滚滚雷声从极远处传来,又一如雷霆般转瞬靠近——棱角分明的战锤被深蓝色的电浆包裹,如疾驰的流星冲撞似的破开气流!
持握的是个背挂红色披风、留着垂肩金发的男人——森月纱看他头发有点打绺。
…脏了吧唧的。
“谁!是谁!入侵了!阿斯加德!”
披风猎猎作响,带着雷霆与电浆从天而降!
嘭!!
落地,气流涌动!
“等一下!”金甲男人低着头上前解释:“托尔,他们不是——”
还没说完就被浑身肌肉的金发壮汉打断了。
他举起锤子对准森月纱,粗声粗气的嗡嗡声仿佛也挂着电与雷的粗暴鸣响。
“入侵者!你将得到战争!!”
森月纱和L齐齐的翻了个白眼。
听人说完话会死啊,脏了吧唧的傻大个。
Chapter110熊孩子们
美丽的金色宫殿,衔宝石的鸟儿和铜罐。尖形拱顶,一颗颗色泽鲜亮的宝石镶嵌在石砖砌成的壁上,金银色花伴双开放。

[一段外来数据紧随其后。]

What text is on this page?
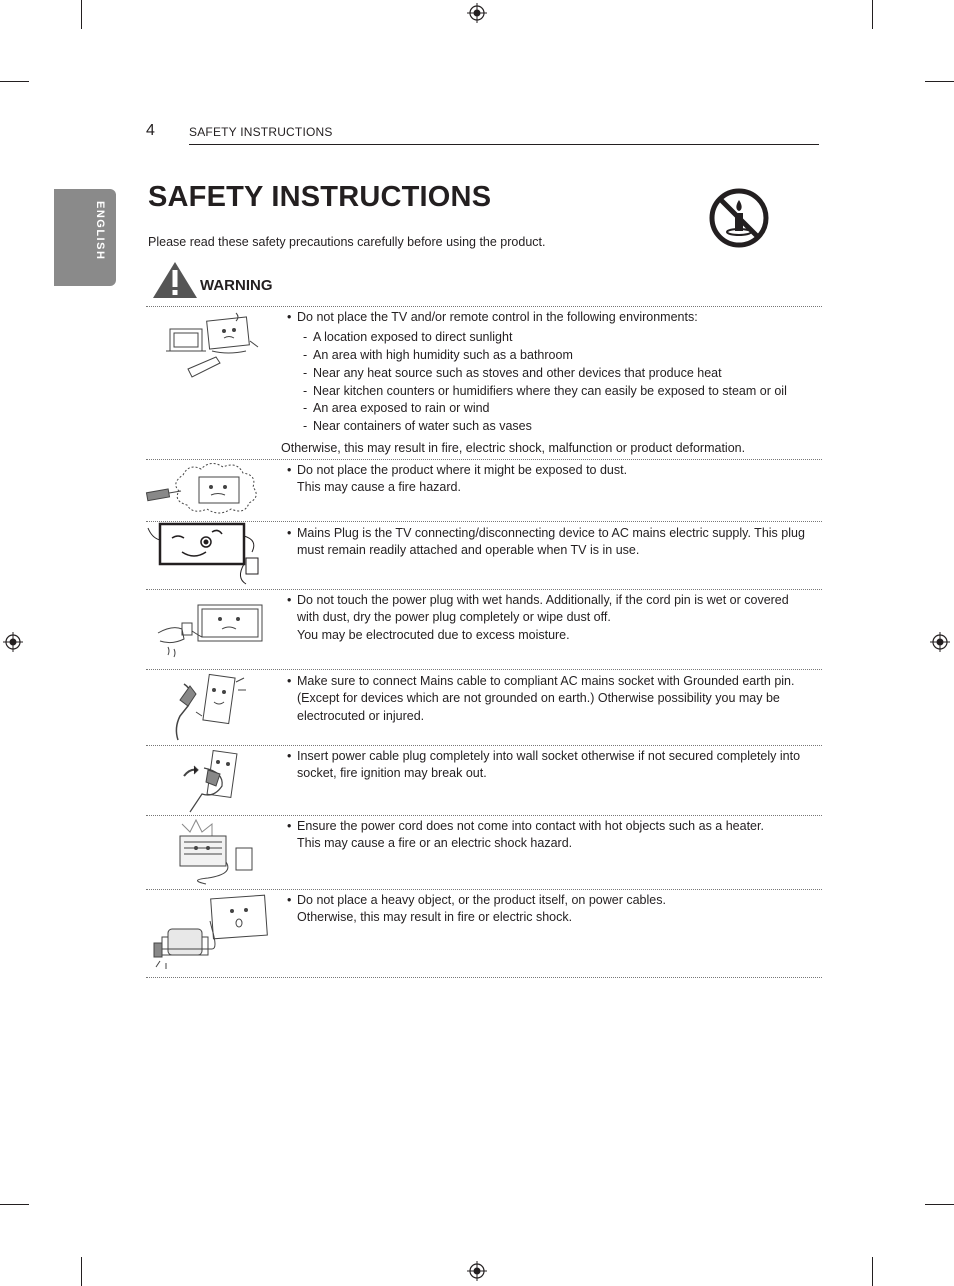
4	SAFETY INSTRUCTIONS
ENGLISH
SAFETY INSTRUCTIONS
Please read these safety precautions carefully before using the product.
WARNING
• Do not place the TV and/or remote control in the following environments:
- A location exposed to direct sunlight
- An area with high humidity such as a bathroom
- Near any heat source such as stoves and other devices that produce heat
- Near kitchen counters or humidifiers where they can easily be exposed to steam or oil
- An area exposed to rain or wind
- Near containers of water such as vases
Otherwise, this may result in fire, electric shock, malfunction or product deformation.
• Do not place the product where it might be exposed to dust.
This may cause a fire hazard.
• Mains Plug is the TV connecting/disconnecting device to AC mains electric supply. This plug
must remain readily attached and operable when TV is in use.
• Do not touch the power plug with wet hands. Additionally, if the cord pin is wet or covered
with dust, dry the power plug completely or wipe dust off.
You may be electrocuted due to excess moisture.
• Make sure to connect Mains cable to compliant AC mains socket with Grounded earth pin.
(Except for devices which are not grounded on earth.) Otherwise possibility you may be
electrocuted or injured.
• Insert power cable plug completely into wall socket otherwise if not secured completely into
socket, fire ignition may break out.
• Ensure the power cord does not come into contact with hot objects such as a heater.
This may cause a fire or an electric shock hazard.
• Do not place a heavy object, or the product itself, on power cables.
Otherwise, this may result in fire or electric shock.
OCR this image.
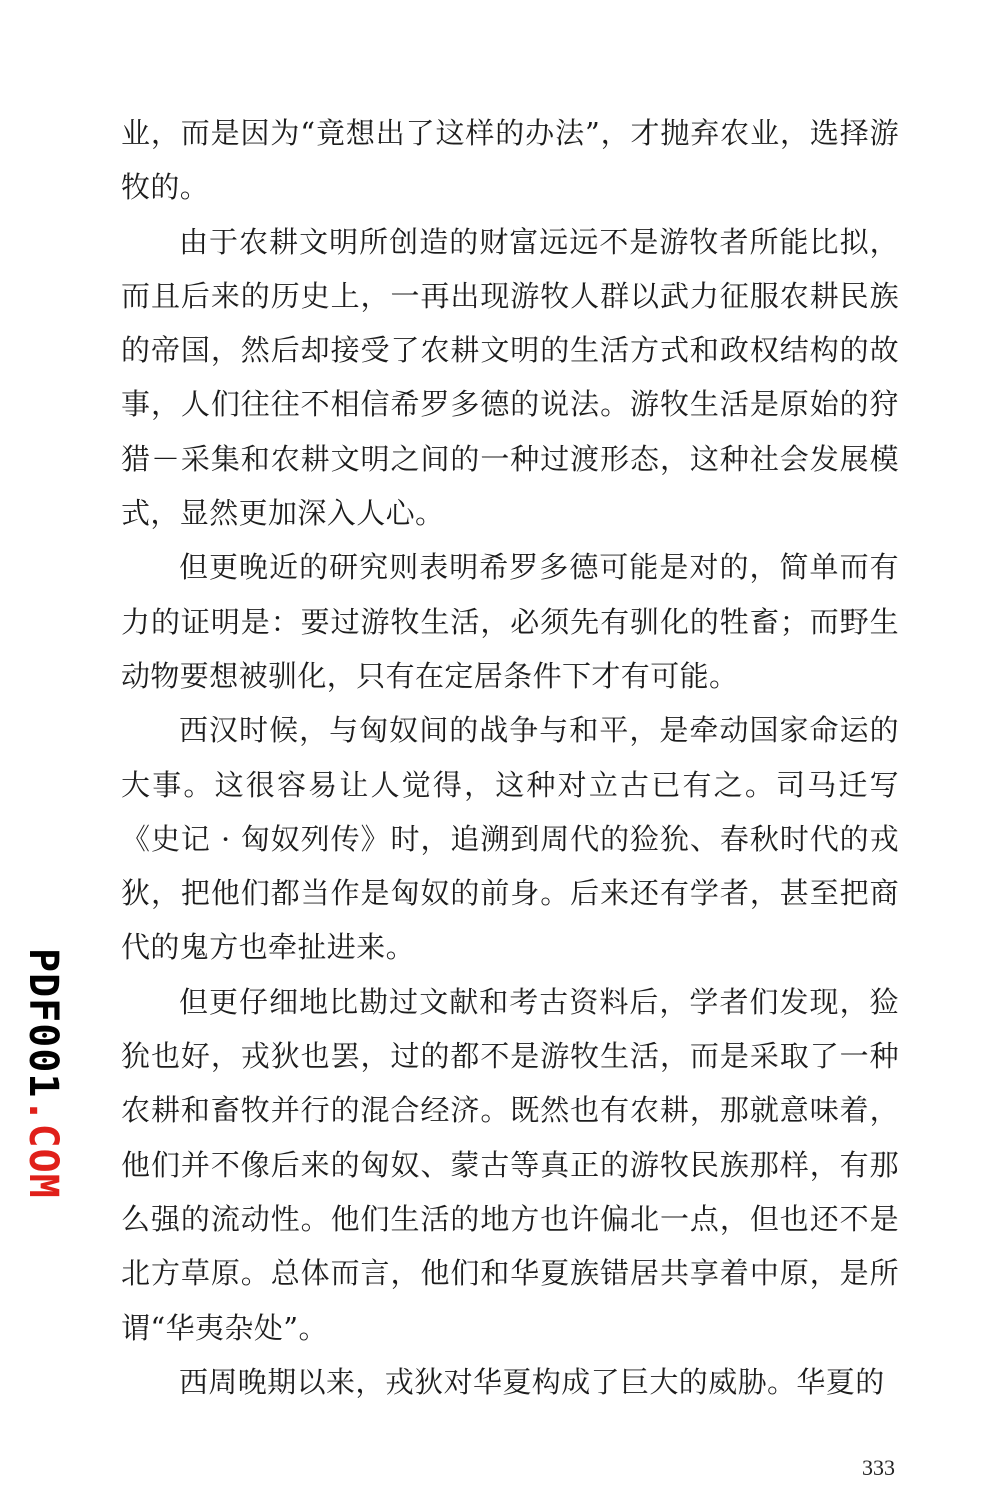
业，而是因为“竟想出了这样的办法”，才抛弃农业，选择游牧的。

由于农耕文明所创造的财富远远不是游牧者所能比拟，而且后来的历史上，一再出现游牧人群以武力征服农耕民族的帝国，然后却接受了农耕文明的生活方式和政权结构的故事，人们往往不相信希罗多德的说法。游牧生活是原始的狩猎－采集和农耕文明之间的一种过渡形态，这种社会发展模式，显然更加深入人心。

但更晚近的研究则表明希罗多德可能是对的，简单而有力的证明是：要过游牧生活，必须先有驯化的牲畜；而野生动物要想被驯化，只有在定居条件下才有可能。

西汉时候，与匈奴间的战争与和平，是牵动国家命运的大事。这很容易让人觉得，这种对立古已有之。司马迁写《史记 · 匈奴列传》时，追溯到周代的猃狁、春秋时代的戎狄，把他们都当作是匈奴的前身。后来还有学者，甚至把商代的鬼方也牵扯进来。

但更仔细地比勘过文献和考古资料后，学者们发现，猃狁也好，戎狄也罢，过的都不是游牧生活，而是采取了一种农耕和畜牧并行的混合经济。既然也有农耕，那就意味着，他们并不像后来的匈奴、蒙古等真正的游牧民族那样，有那么强的流动性。他们生活的地方也许偏北一点，但也还不是北方草原。总体而言，他们和华夏族错居共享着中原，是所谓“华夷杂处”。

西周晚期以来，戎狄对华夏构成了巨大的威胁。华夏的

PDF001.COM
333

象牙一样嫩黄的粗壮立柱一直延伸到王座下方,在宫殿的两侧;门扉旁立着雕像,没有太阳却有金光;粗线条的壁画被匠人一笔一笔捉住时间和历史,泼了心血,线块斑斓。
神圣,庄严。
绿色的藤和熟蕊从立柱和穹顶上繁茂的生长后垂了下来,如同利剑旁的玫瑰或酒液,原本锐利强压的气势在绿色植物的抚慰下多了种安稳和静谧。
长长的辉煌大厅延伸到尽头,踩着动物毛皮铺就的地毯,眼神可以抵达终点。
王座上,独眼的老人不发一言。
王座下,几个神色怏怏的熊孩子灰头土脸。
握着方锤的金发大汉一只眼乌青乌青的,看面积应该是被什么乱开传送门的小蜜蜂凿了一拳头的样子;垂直肩膀的金发被扯掉了几缕,现在成了参差不齐的泥帘子。
他旁边站着一位黑发较之他年轻的男人。身材细长,肩膀宽;一身绿底子金边纹金属垫肩的长袍,背了个和身旁金发大汉相同款式的绿披风——半天前是这样。
现在的话,除了眼圈没有乌青外,男人浑身上下的衣服都被割开了一道道长且深的口子:像是被一个瞎了的裁缝拿着气流组成的剪刀或利刃裁过一样。
比起单纯乌眼青,他也没好多少。
再往旁边,那个金甲金瞳的深肤男人——头顶向上纵伸的两根‘钳子犄角’被整齐的削断了;还有就是…可能看不出来吧。毕竟深色的皮肤,被小拳头锤几下也看不出什么。